Semakin banyak ia belajar, semakin ia jatuh cinta pada keindahan tembikar Van Son yang sederhana dan alami—di mana setiap produknya membawa napas bumi, jejak api, dan keindahan keacakan. Dari hasrat itu, ia berusaha untuk menghembuskan lebih banyak "jiwa kontemporer" ke dalam setiap produknya, sehingga setiap karya tak hanya indah, tetapi juga menceritakan kisahnya sendiri.
"Selain keindahan alami yang dihadirkan oleh proses pembakaran, saya sering mendesain setiap produk secara individual sesuai dengan acara atau temanya. Saya melihatnya sebagai cara bagi tembikar Van Son untuk menceritakan kisahnya sendiri," ujar Ibu Van.
Metode ini membantu tembikar Van Son mempertahankan keindahan tradisionalnya sekaligus memenuhi kebutuhan modern—tahan lama, minimalis, dan sangat aplikatif dalam arsitektur. Bagi Ibu Van, ini bukan hanya arah pengembangan produk, tetapi juga cara melestarikan kerajinan dengan bahasa kreatif zamannya.
Sebagaimana orang Jepang menemukan keindahan dalam kesederhanaan melalui filosofi Wabi-Sabi, tembikar Van Son karya Ms. Van juga membawa semangat tersebut—mentah, unik, dan alami. Setiap produk merupakan perpaduan filosofi estetika dan napas kehidupan modern.

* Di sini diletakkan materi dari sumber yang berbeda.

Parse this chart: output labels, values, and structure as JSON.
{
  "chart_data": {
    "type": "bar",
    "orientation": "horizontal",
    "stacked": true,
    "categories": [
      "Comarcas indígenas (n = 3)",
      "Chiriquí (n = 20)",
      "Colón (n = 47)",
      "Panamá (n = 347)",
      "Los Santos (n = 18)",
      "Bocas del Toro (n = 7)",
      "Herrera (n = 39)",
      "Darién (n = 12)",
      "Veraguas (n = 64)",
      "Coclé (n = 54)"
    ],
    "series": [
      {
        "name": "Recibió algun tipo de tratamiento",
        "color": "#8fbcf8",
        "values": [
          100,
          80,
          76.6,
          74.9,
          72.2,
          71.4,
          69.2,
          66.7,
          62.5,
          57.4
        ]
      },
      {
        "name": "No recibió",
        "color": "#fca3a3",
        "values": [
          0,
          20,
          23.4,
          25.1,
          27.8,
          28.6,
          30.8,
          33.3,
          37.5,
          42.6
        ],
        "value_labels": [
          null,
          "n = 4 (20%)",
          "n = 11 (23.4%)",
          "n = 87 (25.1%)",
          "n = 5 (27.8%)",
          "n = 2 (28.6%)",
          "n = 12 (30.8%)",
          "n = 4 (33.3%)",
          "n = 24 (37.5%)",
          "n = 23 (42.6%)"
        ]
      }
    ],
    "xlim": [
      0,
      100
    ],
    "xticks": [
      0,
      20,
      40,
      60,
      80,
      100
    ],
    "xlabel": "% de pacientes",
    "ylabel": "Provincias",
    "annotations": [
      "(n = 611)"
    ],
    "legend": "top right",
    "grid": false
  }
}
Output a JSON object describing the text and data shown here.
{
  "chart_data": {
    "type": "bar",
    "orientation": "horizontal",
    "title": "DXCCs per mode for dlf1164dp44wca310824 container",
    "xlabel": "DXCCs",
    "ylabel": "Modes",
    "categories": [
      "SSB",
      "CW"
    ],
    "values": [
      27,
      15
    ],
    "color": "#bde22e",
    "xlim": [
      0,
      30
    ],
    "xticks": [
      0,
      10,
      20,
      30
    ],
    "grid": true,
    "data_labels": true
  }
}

Saat ini, produk-produk Van Son Ceramics terutama diperkenalkan melalui pameran, ekshibisi, konferensi industri konstruksi, dan di kanal daring seperti Shopee, TikTok, atau siaran langsung yang menceritakan kisah-kisah desa kerajinan. Beberapa perusahaan konstruksi telah mulai memesan ubin keramik dekoratif untuk proyek mereka.
Namun, Ibu Van berkata: "Hal yang paling sulit adalah bagaimana membuat arsitek memahami dan menerapkan jiwa pedesaan ini pada keseluruhan ruang."
Lebih dari sekadar fasilitas produksi, ia berharap Van Son Pottery akan menjadi jembatan yang menghubungkan kerajinan lama dengan kehidupan masa kini. Ia juga berharap pemerintah daerah akan mendukung pembentukan koperasi di desa kerajinan tersebut untuk menghimpun para perajin, menciptakan suara bersama, dan menjadikan Van Son Pottery sebagai destinasi budaya dan wisata di masa mendatang.
Bagi Ibu Van, masa depan desa kerajinan tidak hanya terletak pada tungku pembakaran, tetapi juga pada cara setiap produk diceritakan sebagai kisah budaya yang hidup.